I was shown to a room on the third floor with a filthy blanket hanging where a door used to be. Surprisingly, behind the blanket, the floor was dirt free. A mattress lay on the floor and a woman was sound asleep, oblivious to our presence. In sheer contrast, the room that was previously a bathroom was littered with rubbish. I asked where people go to the toilet and was told that they all go outside to the vacant block next door during the day. I was shown to several rooms down the hall where the stench indicated that this was the general area where people relieved themselves overnight (yes, it is the next photo.) Unless armed with a torch, the stairwell is a deathtrap. A wide sheer drop to the ground floor, unfettered by a barrier, combined with a thick layer of dust over slippery, smooth stone tiles made it risky to climb even in daylight, as I had experienced on the way up.
The thing that I found most confronting about visiting this Anarchy Block was not the men openly smoking methamphetamine in the hallways, or the presence of human feces, nor the higher than expected numbers of occupants inside. It was the complete lack of reaction to danger or repulsion of the three year old girl whose mother we were there to visit. She witnessed the men smoking meth from tin foil and didn’t bat an eyelid. She stepped over the piles of shit with precision, as though it was completely expected that it should be on the floor where it lay. She didn’t complain about the putrid smell. In fact, she was happy. And I hope that I always find that acceptance of an awful situation confronting.
I see people buying ice creams for the street kids in the touristy parts of this city because they feel sad that these kids go without. Without clean clothes, without toys… I see this as a case of want versus needs. Children want toys and ice cream. As they should. But what they need is a home that isn’t littered with human waste, which has access to water; they should have numerous meals every day, access to education and medical care. I worry that the perception is wrong. That even well-intentioned people really don’t understand how bad the bad really is. And the deliciousness of passion fruit sorbet just might make the filth that they climb through every day that little bit harder to bear.

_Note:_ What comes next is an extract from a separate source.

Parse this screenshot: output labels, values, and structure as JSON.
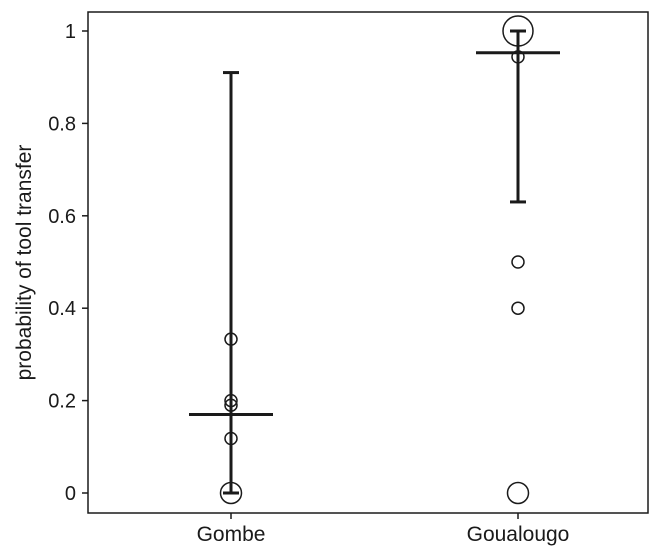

I am relieved that the three year old wasn’t horrified about spending those few nights in Anarchy Block, that she was oblivious to her situation. And I am happy that her family will never spend another minute there. I am happy that she will learn that poo should be flushed away never to be seen again – not left to linger with its unseen bacterial occupants on board. I am happy that she will learn that not all grown-ups smoke meth. That her tummy won’t hurt all the time if she eats several times a day. And that she will get to know her “slum” rather than the “Anarchy Block” as her community. A place where bad things happen, but so do good things, just like all neighborhoods. I am looking forward to working with her mother, who loves her children very much, as she takes the steps toward financial stability for her family. Because family should be together. And no-one will ever love that little girl as much as her mum does. But most of all, I am glad that her big sister will never learn exactly what it was that her mother was trying to protect her from in the Anarchy Block.
So in the spirit of this new blog:
The joy – tomorrow is another day and for this family it will not be spent living in the Anarchy Block.
The funny – it took a larger than expected amount of soapy rinsing to get the smell of poo detached from my nasal follicles. And soap up your nose is pretty funny. Or at least it is after it is no longer up your nose.
The ridiculous – A few months ago I gave up a bunch of my old t-shirts that I had held onto for too long because I loved them too much, despite the fact that the outline of my belly button could clearly be seen by those who cared to look. One of them was an Eazy E t-shirt that said “Eazy duz it” on the front and “Compton” on the back. The teenage daughter in this family is the proud new owner of my beloved shirt and she just happened to be wearing it during our visit to the block. I kinda loved that more than I can say.